My approach was to find the number of submissions whose Jaro-Winkler similarity exceeded 0.85. And I found this number empirically, by checking a number of (what appeared to me) to be very similar submissions, and computing their similarities.

Some results

In this cohort there were 39 students, divided into two cohorts: 12 were taught by me, and the rest by another teacher. I was only concerned with mine. There were 16 questions, but not every student answered every question, and so the maximum size of my DataFrame would be \(12\times 16=192\); in fact I had a total of 171 different answers.
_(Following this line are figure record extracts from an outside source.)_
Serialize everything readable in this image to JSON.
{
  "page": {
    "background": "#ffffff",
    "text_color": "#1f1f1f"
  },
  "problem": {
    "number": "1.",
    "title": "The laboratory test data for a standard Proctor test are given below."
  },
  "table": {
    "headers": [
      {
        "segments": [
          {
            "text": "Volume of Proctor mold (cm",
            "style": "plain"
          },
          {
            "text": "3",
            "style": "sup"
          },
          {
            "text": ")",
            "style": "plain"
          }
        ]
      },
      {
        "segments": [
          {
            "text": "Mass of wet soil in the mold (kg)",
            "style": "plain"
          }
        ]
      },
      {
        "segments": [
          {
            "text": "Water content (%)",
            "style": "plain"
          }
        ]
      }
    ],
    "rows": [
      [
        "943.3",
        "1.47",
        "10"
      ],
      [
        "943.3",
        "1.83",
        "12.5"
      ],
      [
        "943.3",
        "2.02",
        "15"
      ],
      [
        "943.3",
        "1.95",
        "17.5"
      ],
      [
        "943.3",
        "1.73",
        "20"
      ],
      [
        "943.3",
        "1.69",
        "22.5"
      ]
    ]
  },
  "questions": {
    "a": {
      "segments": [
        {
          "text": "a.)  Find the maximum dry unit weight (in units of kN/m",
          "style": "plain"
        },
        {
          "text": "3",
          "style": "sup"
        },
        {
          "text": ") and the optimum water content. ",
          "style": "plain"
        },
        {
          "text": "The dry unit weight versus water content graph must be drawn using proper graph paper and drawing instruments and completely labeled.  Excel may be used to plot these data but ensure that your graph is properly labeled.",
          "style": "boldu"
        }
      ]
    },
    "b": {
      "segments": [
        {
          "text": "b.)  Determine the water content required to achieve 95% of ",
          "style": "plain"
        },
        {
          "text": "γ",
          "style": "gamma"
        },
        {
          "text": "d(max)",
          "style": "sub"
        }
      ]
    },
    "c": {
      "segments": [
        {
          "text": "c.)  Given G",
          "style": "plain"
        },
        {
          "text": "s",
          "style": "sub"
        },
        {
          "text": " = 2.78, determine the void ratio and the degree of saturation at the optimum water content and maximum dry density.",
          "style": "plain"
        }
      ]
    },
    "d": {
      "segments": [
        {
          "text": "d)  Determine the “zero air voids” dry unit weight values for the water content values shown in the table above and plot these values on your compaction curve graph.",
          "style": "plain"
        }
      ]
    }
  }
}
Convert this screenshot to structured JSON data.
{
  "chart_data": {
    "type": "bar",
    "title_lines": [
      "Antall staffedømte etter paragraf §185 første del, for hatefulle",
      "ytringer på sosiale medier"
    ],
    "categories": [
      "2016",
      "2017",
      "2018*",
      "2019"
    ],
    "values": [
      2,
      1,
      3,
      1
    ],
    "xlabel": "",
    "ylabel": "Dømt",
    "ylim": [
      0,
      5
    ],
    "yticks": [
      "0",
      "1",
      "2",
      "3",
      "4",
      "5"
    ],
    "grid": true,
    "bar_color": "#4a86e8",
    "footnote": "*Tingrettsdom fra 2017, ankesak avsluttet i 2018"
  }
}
The numbers of questions submitted by the students were:

11, 16, 14, 16, 16, 16, 15, 13, 12, 12, 16, 14

and so (to avoid comparing pairs of submissions twice) I aimed to compare every student's submission to the submissions of all students below them in the DataFrame. This makes for 13,383 comparisons. In fact, because I'm a lazy programmer, I simply compared every submission to every submission below it in the DataFrame (which meant that I was comparing submissions from a single student), for a total of 14,535 comparisons.

This is how (assuming that the jellyfish package as been loaded as jf):

match_list = []
N = my_data.shape[0]
for i in range(N):
    for j in range(i+1,N):
        jfs = jf.jaro_winkler_similarity(my_data.at[i,"Answer"],my_data.at[j,"Answer"])
        if jfs > 0.85:
            match_list += [[my_data.at[i,"Username"],my_data.at[j,"Username"],my_data.at[i,"Q #"],my_data.at[j,"Q #"],jfs]]

I ended up with 33 matches, which I put into a DataFrame:

matches = pd.DataFrame(match_list,columns=["ID 1","ID 2","Q# 1","Q# 2","Similarity"])

As you see, each row of the DataFrame contained the two student ID numbers, the relevant question numbers, and the similarity measure. Because of the randomisation of the exam, two students might get the same question but with a different number (as I mentioned earlier).

To see if any pair of students appeared more than once, I grouped the DataFrame by their ID numbers:

dg = matches.groupby(["ID 1","ID 2"]).size()
dg.values

array([ 1,  1,  1,  1,  1,  1,  1, 11,  1,  1,  1,  1,  1,  1,  1,  1,  2,
        1,  1,  2,  1])

Notice something? There's a pair of students who submitted very similar answers to 11 questions! Now this pair can be isolated:

maxd = max(dg.values)
cheats = dg.loc[dg.values==maxdg].index[0]
c0, c1 = cheats

The matches can now be listed:

collusion = matches.loc[(matches["ID 1"]==c0) & (matches["ID 2"]==c1)].reset_index(drop=True)

and we can print off these matches as evidence.